Nicht nur Ausgrabungen helfen den Menschen heute ihre eigene Geschichte zu verstehen. Sondern auch Röntgenverfahren, Computertomografie und DNA-Analysen. Letztere benötigen manchmal nicht mal einen Skelettfund. Untersuchungen von Höhlensand fördert menschliche DNA zutage, die aus Blut- oder Kotresten stammen könnte. Die Wissenschaft entwickelt ebenfalls beständig weiter.
Ganz richtig beginnt das Buch mit Eichhörnchen- und Baumrattenähnlichen Wesen, mit denen wir mehr gemeinsam haben als beispielsweise mit einer Giraffe. (Als Kinderbuchfrau frage ich mich, ob wir unbewusst so viele Mäuse, Ratten, Meerschweinchen und Eichhörnchen in Kinderbüchern als menschenähnliche Figuren auftreten lassen, weil sie tatsächlich „nahe Verwandte“ von uns sind? Spielen Obstbäume in so vielen Kindergeschichten eine tragende Rolle, weil sie sich in Symbiose mit unseren Vorfahren entwickelt haben? Unsere Vorliebe für Obst, ja die Notwendigkeit zur äußeren Vitamin-C-Aufnahme hat unseren Vorfahren das ausgeprägte Farbsehen beschert.) Alles faszinierende Erkenntnisse, die in diesem Buch wunderbar klar vermittelt werden. Ein Klimawandel trieb uns aus den Wäldern, die damals rar wurden, und die Menschen stiegen um auf Fleisch und Jagd in den Savannen. (Die Sehnsucht nach dem Wald ist uns geblieben, auch im Kinderbuch…) Doch alles, was uns nicht umbrachte, förderte unsere Entwicklung. Und so führt uns das Buch zu den ersten Werkzeugmachern, den ersten Teamplayern, den ersten Feuerlegern und erst spät zu den Beherrschern des Feuers. Homo habilis, der geschickte Mensch legte eine unglaubliche Entwicklung hin. Und so erzählt dieses spannende Buch von Haustieren, Dörfern, Städten, Sprache, Schrift, Muschelgeld, ersten Karten, von Medizin, Schmuck und Kunst.
Die Ausblicke in die Zukunft des Menschen bleiben mit Fragezeichen versehen und fordern die jungen Leser:innen zum eigenen Weiterdenken auf. Was abenteuerlich werden dürfte, wenn man dieser Spurensuche bis heute eifrig gefolgt ist.

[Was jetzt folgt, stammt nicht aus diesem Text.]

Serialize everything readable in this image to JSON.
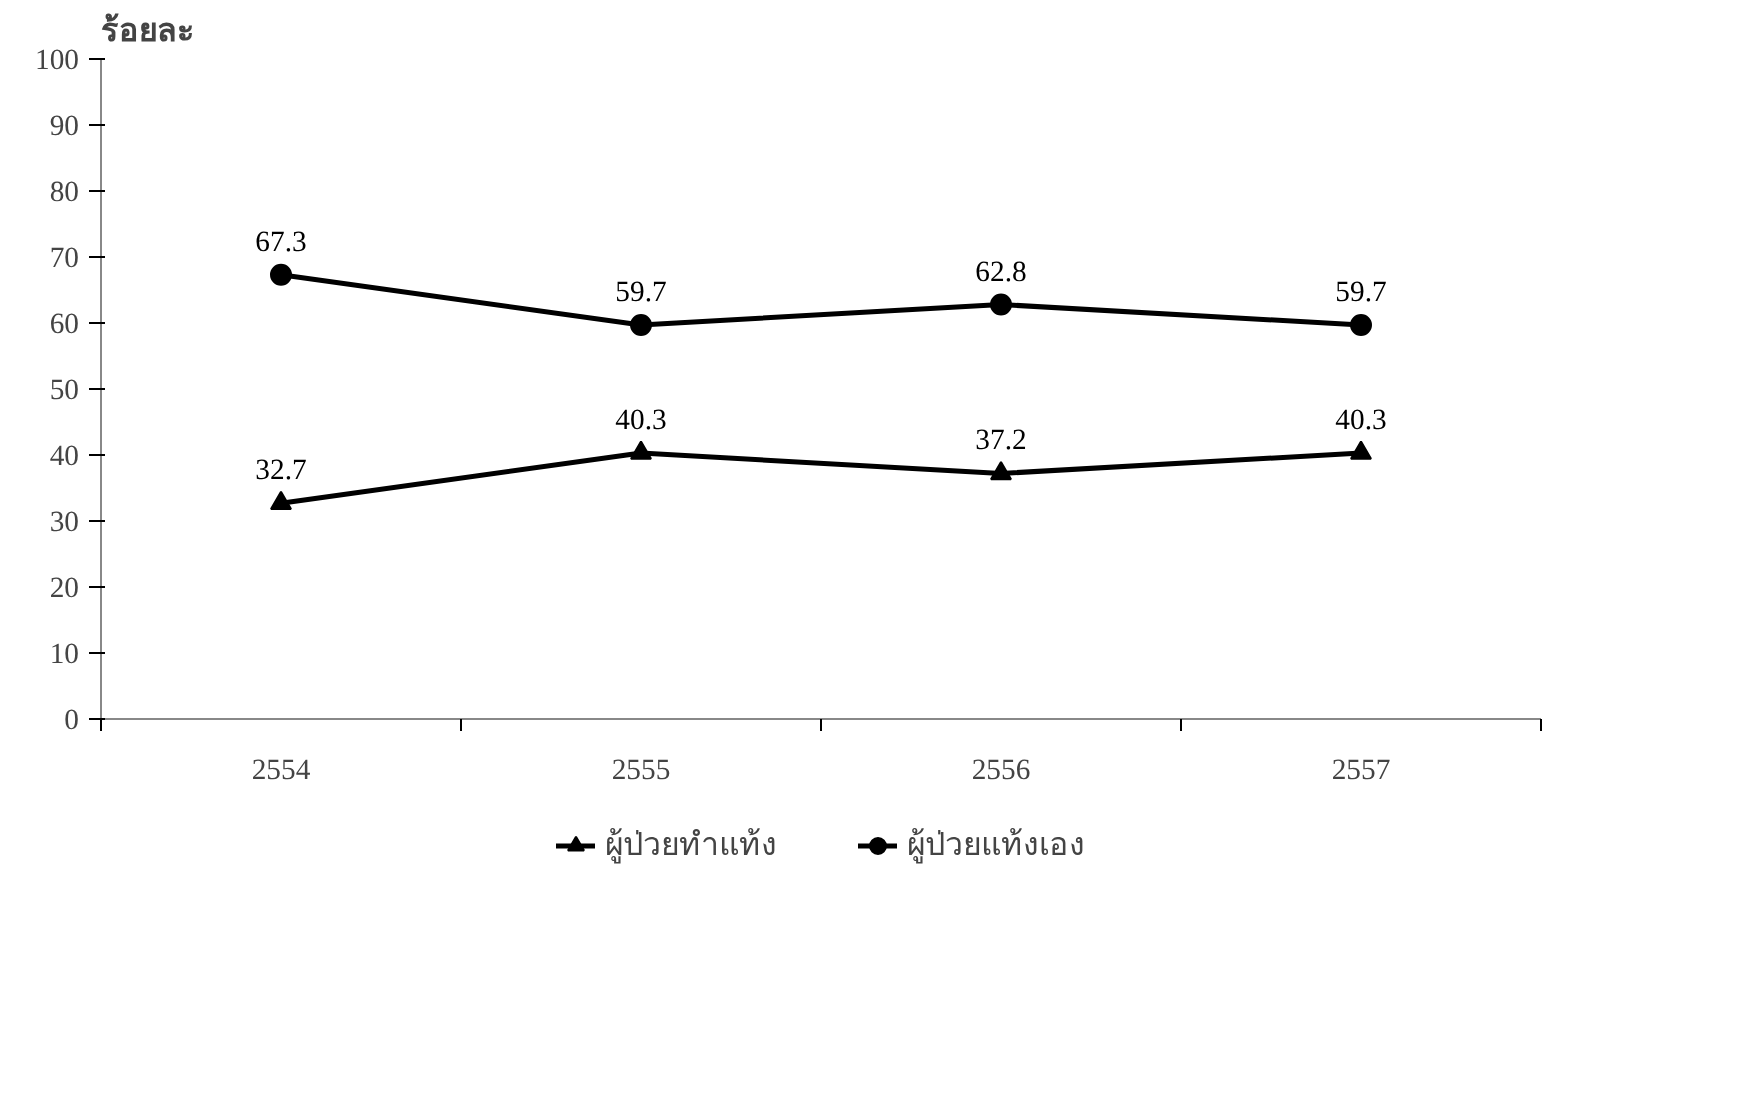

Großartige Sachlektüre, die ich mir als mal andere Klassenlektüre in Klasse 4, 5 oder 6 wünschen würde, die in Steinzeitmuseumsshops zur Weiterführung und Intensivierung des Themas liegen sollte und mit der Eltern zusammen mit ihren Kindern den Mensch Abschnitt für Abschnitt neu entdecken sollten. Clevere Kids haben sicher auch selbständig Freude an dem Buch, dessen kurze Abschnitte gut zu bewältigen sind. Tolles Buch.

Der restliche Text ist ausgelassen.